Поезд мчался. В окнах трепетали тени. Никакие воспоминания не проклевывались. Тонкая пустота расковыривала его, точно сверлила пробку. Пальцы барабанили в такт песне, гремевшей из соседнего вагона.
Долгие годы он предвкушал эту поездку, но все вышло, разумеется, по-другому. Словно завела его сюда одна только спешка, безо всякого участия с его стороны. Во всей этой тряске не было ничего реального, кроме еврея, уродливого до ужаса. Из страха перед скрытой неприязнью Бруно еврей, сколько мог, сжался, сократился над своим чемоданом и закрыл молитвенник, словно от дурного глаза.
— Откуда вы? — не справился он со своим любопытством.

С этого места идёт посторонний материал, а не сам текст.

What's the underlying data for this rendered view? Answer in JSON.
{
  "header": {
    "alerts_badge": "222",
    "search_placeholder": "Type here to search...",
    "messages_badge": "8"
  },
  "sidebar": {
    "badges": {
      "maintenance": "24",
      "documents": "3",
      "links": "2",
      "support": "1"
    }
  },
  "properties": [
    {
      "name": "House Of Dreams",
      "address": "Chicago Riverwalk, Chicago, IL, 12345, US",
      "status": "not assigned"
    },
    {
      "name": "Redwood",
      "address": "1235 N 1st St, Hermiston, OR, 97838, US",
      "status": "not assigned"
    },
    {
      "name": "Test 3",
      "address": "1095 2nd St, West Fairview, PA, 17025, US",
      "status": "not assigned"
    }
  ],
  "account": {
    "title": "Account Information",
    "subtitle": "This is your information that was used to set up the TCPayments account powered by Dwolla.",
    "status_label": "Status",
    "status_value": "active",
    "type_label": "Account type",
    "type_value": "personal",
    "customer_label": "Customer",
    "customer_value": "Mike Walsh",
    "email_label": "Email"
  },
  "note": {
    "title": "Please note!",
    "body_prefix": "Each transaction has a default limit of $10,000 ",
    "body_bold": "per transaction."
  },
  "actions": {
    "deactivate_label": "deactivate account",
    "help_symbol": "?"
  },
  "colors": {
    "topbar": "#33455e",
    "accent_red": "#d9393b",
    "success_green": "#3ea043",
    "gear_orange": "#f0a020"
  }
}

— Из Иерусалима, — отрубил Бруно.
— Да неужели?! — У еврея отвисла челюсть. Как если бы на слове его поймали, или, того хуже, — на попытке всучить порченый товар. — Никогда бы не поверил, — пробормотал он. Его лицо глупо осклабилось:
— А я, к сожалению, торчу здесь. Дела хорошо идут. Сил не имею бросить. Смешно, но правда. Именно так, а не что-нибудь иное.
Бруно не отвечал.
— Человек есть всего лишь насекомое, — сказал еврей. — Не только тело продаст за эту вздорную похлебку. Мои друзья оказались посильней меня: они предпочли жить в труде и невзгодах. — Последние фразы он произнес отчетливо, выбирая слова, надеясь добиться от Бруно ответа. Бруно не отвечал.
— Я остался здесь. Жена просила остаться. Не виню ее. У меня храбрости не хватило. Был, правда, один момент, в сорок восьмом, отлично помню, как сказал жене: я собираю чемодан, мы репатриируемся. Но что-то во мне, по-видимому, рассчитывало иначе. Не хочу взваливать вину на жену. Человек пустое место.